Cyril, a masked boy, encounters a bulbous, bird-like creature. He stares at it briefly, then falls flat on the ground, unable to feel his face. He remains on the ground for approximately eighteen hours, then gets up, affirms “I’m good,” and runs off. Renée French does not reveal what happened during that eighteen-hour period at the beginning of Baby Bjornstrand, and the rest of the narrative is filled with similarly mysterious jumps in time. During these transitions from 10am to 1pm or “days later,” nothing much seems to have happened at all. Nothing has changed. Time is in soft focus.
French’s pencils are also characteristically soft, portraying a gray expanse with indistinct trees and hills in the distance. Cyril and his two friends wear masks; their faces are always hidden. Even the creature (whom they name Bjornstrand) wears a sheddable skin, its beak protruding through a hole. Like their surroundings, we can never really see any of the characters. One of the boys is said to have a tail, so who can say what they look like?
The characters’ dialogue gives us something to hold onto. It’s concrete, relatable, and funny. French literally colors the gray of her world with it, giving each character a distinct hue (the protagonists get primary colors while Bjornstrand gets an alien green for its hoots). The boys speak like adolescents, calling each other names, discussing bugs, butts, and farts. They talk like Beavis and Butthead, if Beavis and Butthead ever gazed into the abyss.
After that first encounter, all three boys are both frightened and intrigued by the creature. Cyril is the most fascinated; Bjornstrand regularly disappears into the sea and Cyril waits patiently for its return. When it does, he pokes it, talks to it, feeds it, and accessorizes it. Bjornstrand offers nothing in response except for an occasional cryptic hoot. It is impossible for Cyril to know what Bjornstrand thinks about him or their relationship. His friend Marcel expresses jealousy of their bond because, like that with a pet, he cannot see how much of it relies on Cyril’s imagination.
In fact, their bond can be best understood as an extreme version of the relationships we have with our pets. The boys even use Bjornstrand for protection against a nasty bug creature.

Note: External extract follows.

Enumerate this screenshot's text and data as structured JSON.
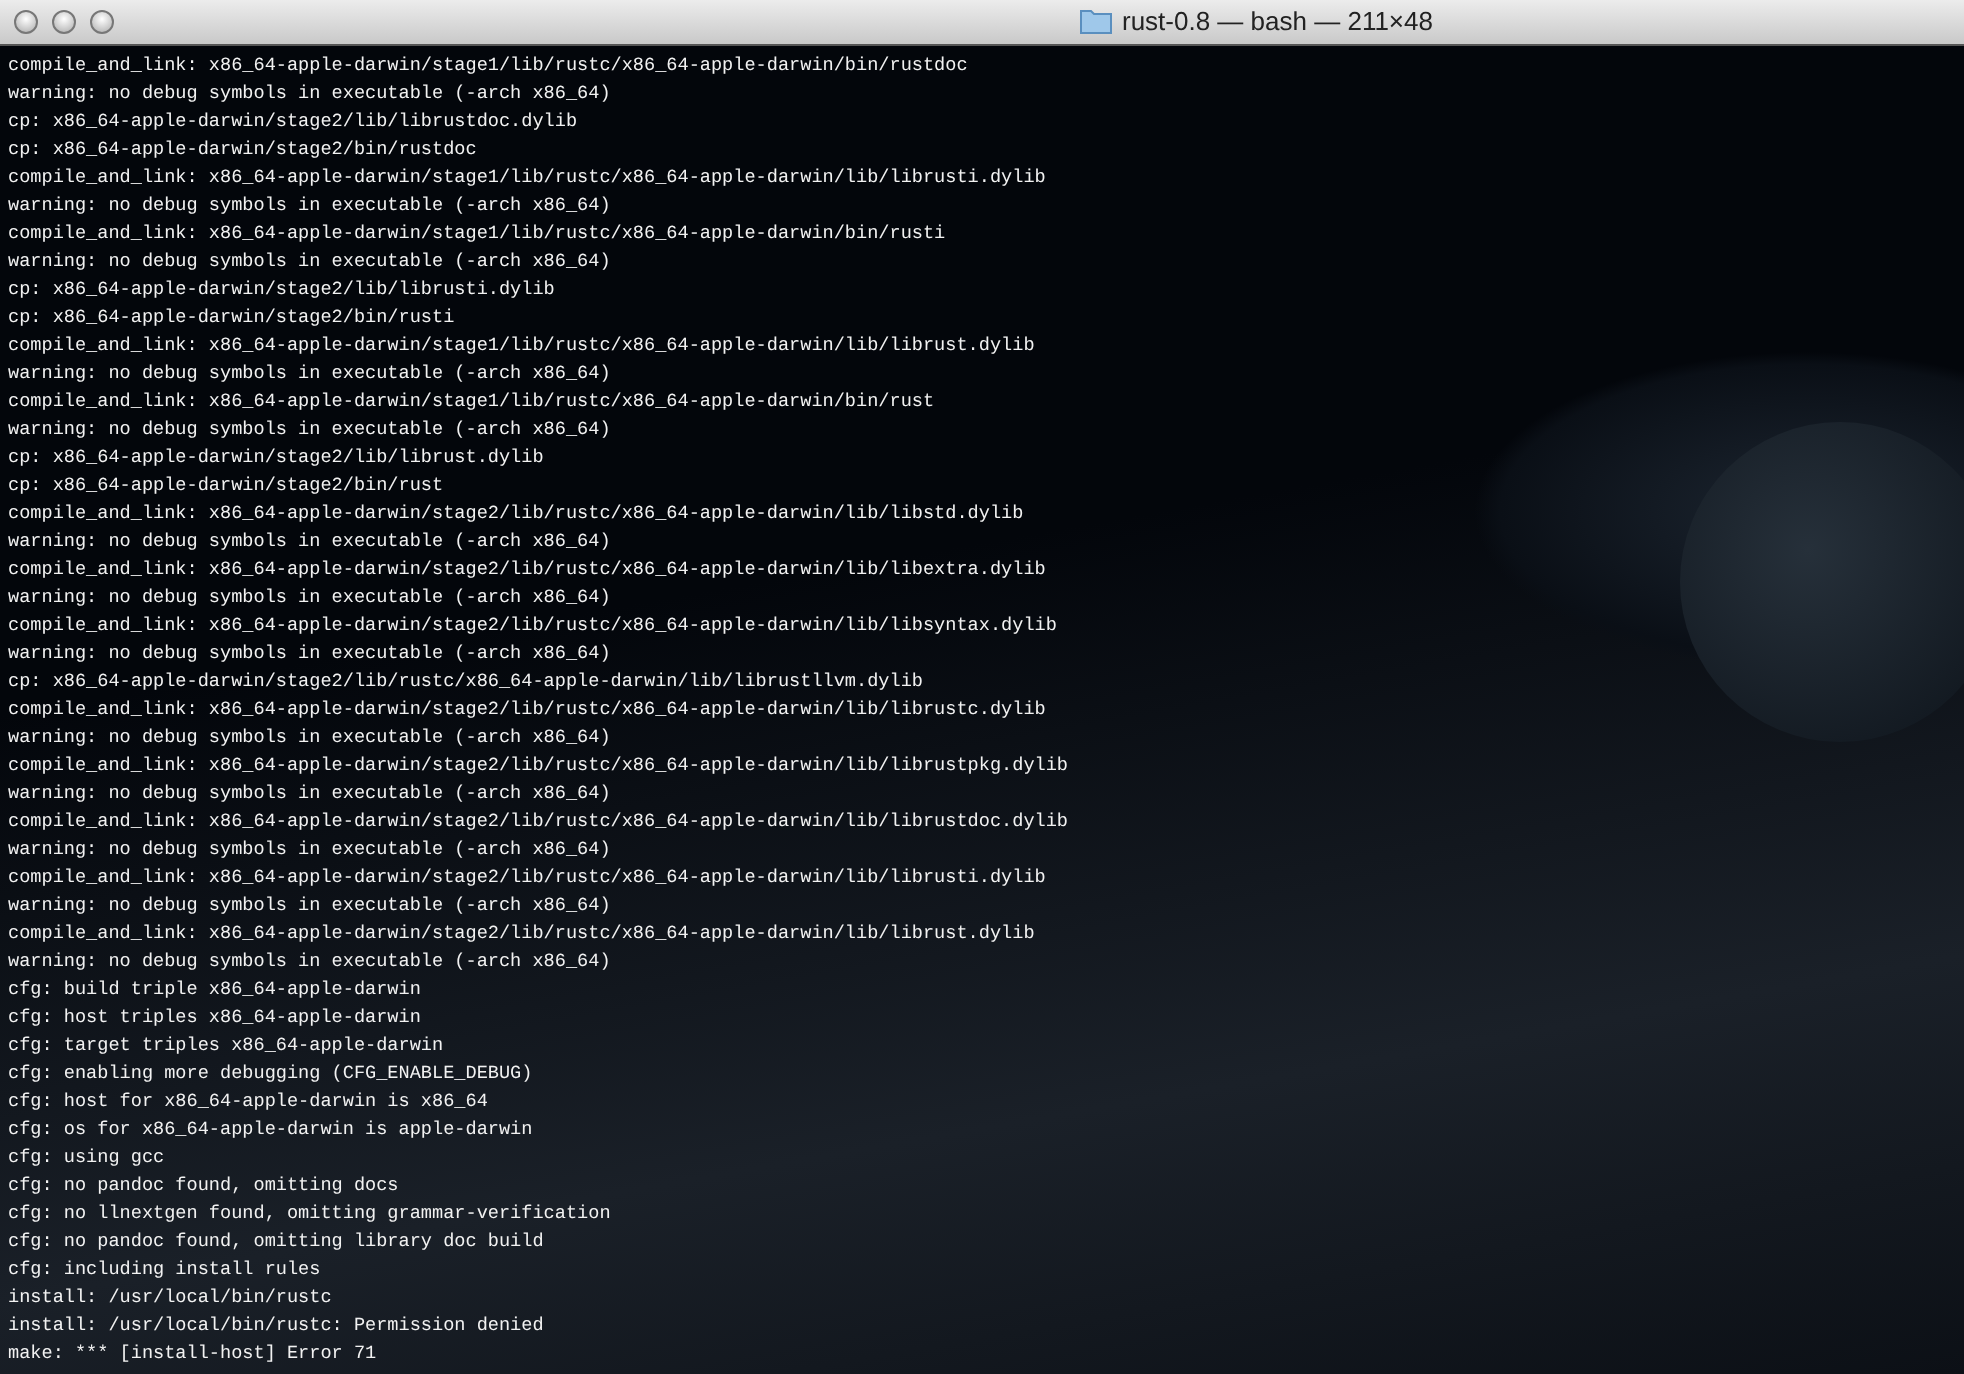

In another story, a confrontation with the unknown might unlock repressed urges or fears in the protagonists, their reactions to it mirroring larger society’s anxieties about whatever you’d like. But French’s characters embrace this mystery, call it their own, invent stories about it, and impose bonds upon it.
As much as we believe a pet’s love is reciprocal, we are essentially entering into a relationship with another species we can never truly know. I interpret her behavior and ascribe a personality; I describe with authority what she is thinking and invent a dialogue between us. Even if our characters wouldn’t see the creature again after it plunges into the sea (they will, in French’s 30-page comic Bjornstrand), baby Bjornstrand would grow just as large in their minds. Marcel and Mickey perform a play that mythologizes their encounter, turning Bjornstrand into a fire-belching monster. One pet can have different personalities in the same household, where some feel “loved” and others “spurned.”
The images they create will become fixed within a world that is otherwise hazy and unclear, as one friend has a tail you cannot see and another has a language you cannot speak. In the end, Cyril is left with nothing but Bjornstrand’s skin, which he takes as his own. What does the “real” Bjornstrand look like? Like the inexplicable jumps in time, like the events that occur between the panels, the real Bjornstrand is unknowable. The only Bjornstrand we can know exists in the boys’ minds and in the relationships that they invent.